Vinzenz Count von Brühl and Josephine Countess von Brühl of MICE Portal join Pauline Viel, Charlotte Le Maoût, and Annette Botticchio of Châteauform’ in a toast on the staircase in the foyer, celebrating the launch of OneMICE. Smiling and raising their glasses, the group marks the start of the partnership at the MICE Executive Circle 2026 (MEC 2026) at Lake Starnberg. OneMICE brings together booking, invoicing, attendee management, and AI in a seamless end-to-end process for digital event sourcing.

 Friday was all about grounding the discussion. During the practical roundtable, the major topics from the previous day were brought down to earth, from e-invoicing to the digital processes that actually have to work in day-to-day business. The concluding session on shared guidelines transformed two days of discussion into something binding, a common starting point for what lies ahead.
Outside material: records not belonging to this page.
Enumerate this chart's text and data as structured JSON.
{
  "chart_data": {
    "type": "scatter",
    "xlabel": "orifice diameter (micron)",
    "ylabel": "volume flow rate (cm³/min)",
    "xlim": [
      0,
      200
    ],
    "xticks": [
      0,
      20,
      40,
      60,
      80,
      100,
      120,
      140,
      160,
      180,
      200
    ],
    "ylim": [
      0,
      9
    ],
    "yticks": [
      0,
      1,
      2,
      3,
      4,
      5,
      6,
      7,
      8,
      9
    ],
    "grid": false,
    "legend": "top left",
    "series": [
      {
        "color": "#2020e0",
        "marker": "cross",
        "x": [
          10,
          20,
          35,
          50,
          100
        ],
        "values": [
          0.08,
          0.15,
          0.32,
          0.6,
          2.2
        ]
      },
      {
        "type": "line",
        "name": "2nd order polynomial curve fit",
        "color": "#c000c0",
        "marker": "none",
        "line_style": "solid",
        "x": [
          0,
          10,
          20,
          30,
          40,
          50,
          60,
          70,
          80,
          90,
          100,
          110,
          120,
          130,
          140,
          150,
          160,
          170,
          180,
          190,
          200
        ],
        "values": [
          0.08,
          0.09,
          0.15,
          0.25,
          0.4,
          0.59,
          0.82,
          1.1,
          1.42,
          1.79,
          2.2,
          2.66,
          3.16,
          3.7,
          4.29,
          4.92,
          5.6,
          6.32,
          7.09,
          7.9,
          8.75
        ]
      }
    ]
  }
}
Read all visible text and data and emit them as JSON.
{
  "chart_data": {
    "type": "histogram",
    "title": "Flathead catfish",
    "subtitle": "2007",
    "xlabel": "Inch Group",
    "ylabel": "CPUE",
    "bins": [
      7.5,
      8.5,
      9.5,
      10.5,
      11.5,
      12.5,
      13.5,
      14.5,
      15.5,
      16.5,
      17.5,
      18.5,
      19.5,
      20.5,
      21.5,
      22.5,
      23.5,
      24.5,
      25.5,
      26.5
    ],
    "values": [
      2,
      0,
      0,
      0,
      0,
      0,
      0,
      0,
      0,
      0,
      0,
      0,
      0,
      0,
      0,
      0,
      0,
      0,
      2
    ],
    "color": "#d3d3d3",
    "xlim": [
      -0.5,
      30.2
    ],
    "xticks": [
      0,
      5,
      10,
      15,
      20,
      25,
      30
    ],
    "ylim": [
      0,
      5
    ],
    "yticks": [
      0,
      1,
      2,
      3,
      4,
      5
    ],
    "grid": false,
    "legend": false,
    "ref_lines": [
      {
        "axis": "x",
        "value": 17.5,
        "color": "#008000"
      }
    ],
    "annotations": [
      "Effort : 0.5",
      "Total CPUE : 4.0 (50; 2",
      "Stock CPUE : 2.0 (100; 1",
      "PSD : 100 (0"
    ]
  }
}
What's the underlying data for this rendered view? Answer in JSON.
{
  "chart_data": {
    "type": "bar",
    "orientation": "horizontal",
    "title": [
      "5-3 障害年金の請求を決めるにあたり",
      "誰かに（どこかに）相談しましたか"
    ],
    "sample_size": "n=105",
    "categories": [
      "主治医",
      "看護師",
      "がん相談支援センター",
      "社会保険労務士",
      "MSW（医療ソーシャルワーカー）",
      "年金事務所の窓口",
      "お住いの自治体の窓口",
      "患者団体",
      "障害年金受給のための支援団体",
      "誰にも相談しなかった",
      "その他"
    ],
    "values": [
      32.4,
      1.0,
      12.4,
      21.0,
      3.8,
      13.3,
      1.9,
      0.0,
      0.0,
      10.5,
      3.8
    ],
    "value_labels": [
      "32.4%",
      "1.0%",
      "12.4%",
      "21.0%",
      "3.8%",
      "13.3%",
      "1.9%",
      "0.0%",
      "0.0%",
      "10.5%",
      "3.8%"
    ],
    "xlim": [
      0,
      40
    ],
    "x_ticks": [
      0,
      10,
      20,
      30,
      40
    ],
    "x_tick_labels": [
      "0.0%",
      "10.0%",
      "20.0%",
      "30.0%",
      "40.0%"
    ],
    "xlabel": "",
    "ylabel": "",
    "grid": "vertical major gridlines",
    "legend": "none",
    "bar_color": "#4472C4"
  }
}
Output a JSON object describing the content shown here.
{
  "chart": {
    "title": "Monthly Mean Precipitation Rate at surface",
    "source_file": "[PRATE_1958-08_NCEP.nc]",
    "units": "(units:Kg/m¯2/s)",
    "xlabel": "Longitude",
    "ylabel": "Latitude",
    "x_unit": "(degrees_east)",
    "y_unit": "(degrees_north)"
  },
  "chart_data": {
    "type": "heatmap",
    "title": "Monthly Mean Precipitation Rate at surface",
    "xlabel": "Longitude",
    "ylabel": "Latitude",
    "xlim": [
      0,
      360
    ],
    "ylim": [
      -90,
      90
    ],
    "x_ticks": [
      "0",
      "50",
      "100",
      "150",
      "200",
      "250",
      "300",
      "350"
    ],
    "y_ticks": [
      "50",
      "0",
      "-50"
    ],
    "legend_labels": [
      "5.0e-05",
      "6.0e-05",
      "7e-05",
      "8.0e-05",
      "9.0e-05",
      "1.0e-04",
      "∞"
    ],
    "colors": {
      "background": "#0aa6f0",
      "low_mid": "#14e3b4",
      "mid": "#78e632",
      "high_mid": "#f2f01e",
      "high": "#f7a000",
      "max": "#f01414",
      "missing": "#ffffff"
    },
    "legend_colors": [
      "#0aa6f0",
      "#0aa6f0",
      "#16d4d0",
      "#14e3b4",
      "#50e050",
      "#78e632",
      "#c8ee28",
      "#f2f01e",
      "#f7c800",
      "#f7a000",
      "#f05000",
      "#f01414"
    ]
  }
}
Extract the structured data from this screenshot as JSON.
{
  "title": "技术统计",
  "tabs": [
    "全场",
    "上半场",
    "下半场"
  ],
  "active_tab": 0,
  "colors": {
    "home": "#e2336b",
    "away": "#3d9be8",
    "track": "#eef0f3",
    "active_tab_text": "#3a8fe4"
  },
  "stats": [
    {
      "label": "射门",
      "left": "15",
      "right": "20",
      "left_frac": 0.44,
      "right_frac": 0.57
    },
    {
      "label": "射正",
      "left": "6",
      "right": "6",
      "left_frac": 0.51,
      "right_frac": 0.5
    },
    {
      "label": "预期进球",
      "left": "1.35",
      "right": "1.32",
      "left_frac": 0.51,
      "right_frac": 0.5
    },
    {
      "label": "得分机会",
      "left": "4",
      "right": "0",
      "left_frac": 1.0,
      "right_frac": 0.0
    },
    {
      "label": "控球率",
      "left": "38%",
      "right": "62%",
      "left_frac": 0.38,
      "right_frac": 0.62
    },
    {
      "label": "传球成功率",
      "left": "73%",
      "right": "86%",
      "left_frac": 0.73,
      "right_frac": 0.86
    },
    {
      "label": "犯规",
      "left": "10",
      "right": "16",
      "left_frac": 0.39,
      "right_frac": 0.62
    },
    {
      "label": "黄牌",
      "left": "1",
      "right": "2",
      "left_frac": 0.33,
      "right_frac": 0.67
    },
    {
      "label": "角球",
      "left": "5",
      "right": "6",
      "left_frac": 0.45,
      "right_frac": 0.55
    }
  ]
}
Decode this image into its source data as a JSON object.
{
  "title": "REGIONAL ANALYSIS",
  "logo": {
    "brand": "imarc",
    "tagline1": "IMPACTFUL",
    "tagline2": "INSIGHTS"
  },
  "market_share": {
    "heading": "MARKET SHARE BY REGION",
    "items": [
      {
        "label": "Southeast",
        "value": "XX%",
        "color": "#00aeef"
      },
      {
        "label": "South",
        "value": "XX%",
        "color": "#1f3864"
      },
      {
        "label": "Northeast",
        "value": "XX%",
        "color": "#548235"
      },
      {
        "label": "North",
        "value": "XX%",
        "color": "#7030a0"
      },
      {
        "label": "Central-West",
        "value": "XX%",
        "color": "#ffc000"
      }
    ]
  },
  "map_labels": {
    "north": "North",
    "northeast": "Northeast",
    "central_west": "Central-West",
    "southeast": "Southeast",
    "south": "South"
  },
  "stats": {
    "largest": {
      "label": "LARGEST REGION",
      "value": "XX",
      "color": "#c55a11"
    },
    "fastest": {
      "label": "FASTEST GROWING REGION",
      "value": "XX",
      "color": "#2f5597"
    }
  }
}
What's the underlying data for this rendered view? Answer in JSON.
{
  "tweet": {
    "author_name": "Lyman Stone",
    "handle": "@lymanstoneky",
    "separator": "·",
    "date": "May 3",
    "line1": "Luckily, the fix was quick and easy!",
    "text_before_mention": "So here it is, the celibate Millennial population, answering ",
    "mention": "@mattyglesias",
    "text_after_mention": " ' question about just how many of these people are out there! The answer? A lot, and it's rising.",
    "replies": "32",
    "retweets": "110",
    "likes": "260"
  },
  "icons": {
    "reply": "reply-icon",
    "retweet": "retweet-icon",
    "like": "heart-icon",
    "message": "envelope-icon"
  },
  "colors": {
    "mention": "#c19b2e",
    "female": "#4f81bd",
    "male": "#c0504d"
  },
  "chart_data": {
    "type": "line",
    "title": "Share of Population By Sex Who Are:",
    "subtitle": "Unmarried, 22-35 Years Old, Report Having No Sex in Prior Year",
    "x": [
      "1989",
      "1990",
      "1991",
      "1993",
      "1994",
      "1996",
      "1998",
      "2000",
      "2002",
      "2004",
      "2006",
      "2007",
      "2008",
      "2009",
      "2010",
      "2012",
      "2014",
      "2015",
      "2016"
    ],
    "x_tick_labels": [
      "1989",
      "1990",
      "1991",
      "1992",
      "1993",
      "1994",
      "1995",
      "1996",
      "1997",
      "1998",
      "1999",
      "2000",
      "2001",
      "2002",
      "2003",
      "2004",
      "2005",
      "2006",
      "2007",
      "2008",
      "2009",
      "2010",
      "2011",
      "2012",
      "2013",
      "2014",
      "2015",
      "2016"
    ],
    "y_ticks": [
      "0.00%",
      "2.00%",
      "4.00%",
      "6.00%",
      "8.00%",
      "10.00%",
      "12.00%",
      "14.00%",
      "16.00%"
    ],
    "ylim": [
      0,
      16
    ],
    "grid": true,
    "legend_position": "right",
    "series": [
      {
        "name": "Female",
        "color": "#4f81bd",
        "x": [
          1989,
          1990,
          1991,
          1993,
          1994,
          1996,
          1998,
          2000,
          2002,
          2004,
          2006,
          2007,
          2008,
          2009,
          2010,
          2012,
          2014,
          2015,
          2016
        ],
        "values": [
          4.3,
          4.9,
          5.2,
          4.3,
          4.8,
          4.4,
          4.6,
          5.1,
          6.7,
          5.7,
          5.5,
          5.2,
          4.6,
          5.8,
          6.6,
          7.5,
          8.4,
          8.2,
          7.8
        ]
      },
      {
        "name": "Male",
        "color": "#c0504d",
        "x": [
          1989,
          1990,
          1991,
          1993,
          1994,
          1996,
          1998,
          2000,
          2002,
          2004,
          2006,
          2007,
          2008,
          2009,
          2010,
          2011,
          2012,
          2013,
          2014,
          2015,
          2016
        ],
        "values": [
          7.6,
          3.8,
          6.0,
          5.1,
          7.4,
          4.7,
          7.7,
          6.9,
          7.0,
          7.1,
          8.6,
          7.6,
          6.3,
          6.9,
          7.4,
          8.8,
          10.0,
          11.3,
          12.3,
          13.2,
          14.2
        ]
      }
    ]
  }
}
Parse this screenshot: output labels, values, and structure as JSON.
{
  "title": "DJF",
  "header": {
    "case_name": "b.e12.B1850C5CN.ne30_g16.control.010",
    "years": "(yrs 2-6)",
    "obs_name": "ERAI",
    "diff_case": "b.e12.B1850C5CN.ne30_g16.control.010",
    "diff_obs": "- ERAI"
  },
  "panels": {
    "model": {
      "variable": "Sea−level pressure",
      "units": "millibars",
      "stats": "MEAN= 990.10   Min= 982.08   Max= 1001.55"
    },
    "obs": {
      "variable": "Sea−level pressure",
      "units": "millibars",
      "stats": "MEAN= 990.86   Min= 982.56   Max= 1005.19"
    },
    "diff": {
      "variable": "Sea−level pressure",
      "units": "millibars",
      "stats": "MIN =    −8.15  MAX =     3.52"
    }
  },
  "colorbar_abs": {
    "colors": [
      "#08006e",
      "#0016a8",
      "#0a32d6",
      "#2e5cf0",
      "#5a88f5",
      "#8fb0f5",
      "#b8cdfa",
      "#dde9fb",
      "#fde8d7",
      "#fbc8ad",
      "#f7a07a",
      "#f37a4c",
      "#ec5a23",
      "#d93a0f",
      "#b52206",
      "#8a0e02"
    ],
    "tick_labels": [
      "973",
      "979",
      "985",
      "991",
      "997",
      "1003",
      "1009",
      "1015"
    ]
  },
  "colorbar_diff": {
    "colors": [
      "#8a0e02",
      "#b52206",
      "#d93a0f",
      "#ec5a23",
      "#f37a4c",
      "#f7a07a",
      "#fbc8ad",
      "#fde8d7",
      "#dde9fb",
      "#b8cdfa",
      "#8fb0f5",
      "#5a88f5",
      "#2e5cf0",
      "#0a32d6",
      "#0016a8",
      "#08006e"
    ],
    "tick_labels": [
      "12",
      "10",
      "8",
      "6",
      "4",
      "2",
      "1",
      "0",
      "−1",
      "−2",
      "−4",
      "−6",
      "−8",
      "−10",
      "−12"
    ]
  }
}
Three Takeaways from MEC 2026

At MICE Portal, AI isn't just a buzzword, it's a living reality. The path from reactive chat to autonomous agents has long been set in motion, with clear boundaries and genuine control on the customer's side.

Collaboration doesn't arise from interconnected software, but from trust between partners who honestly align their processes with one another. The value-chain mapping demonstrated this more impressively than any roadmap ever could.

And the most valuable moments arise where there's time to spare, on a boat, around the grill, in the conversations between program items, which in the end often make a bigger impact than the program items themselves.

MEC 2026 was not an event in the traditional sense, but rather a working format for people who truly want to rethink MICE procurement, open enough to discuss what isn't working yet, and curious enough about what will become possible. Anyone who couldn't make it this time should mark the next MEC on their calendar.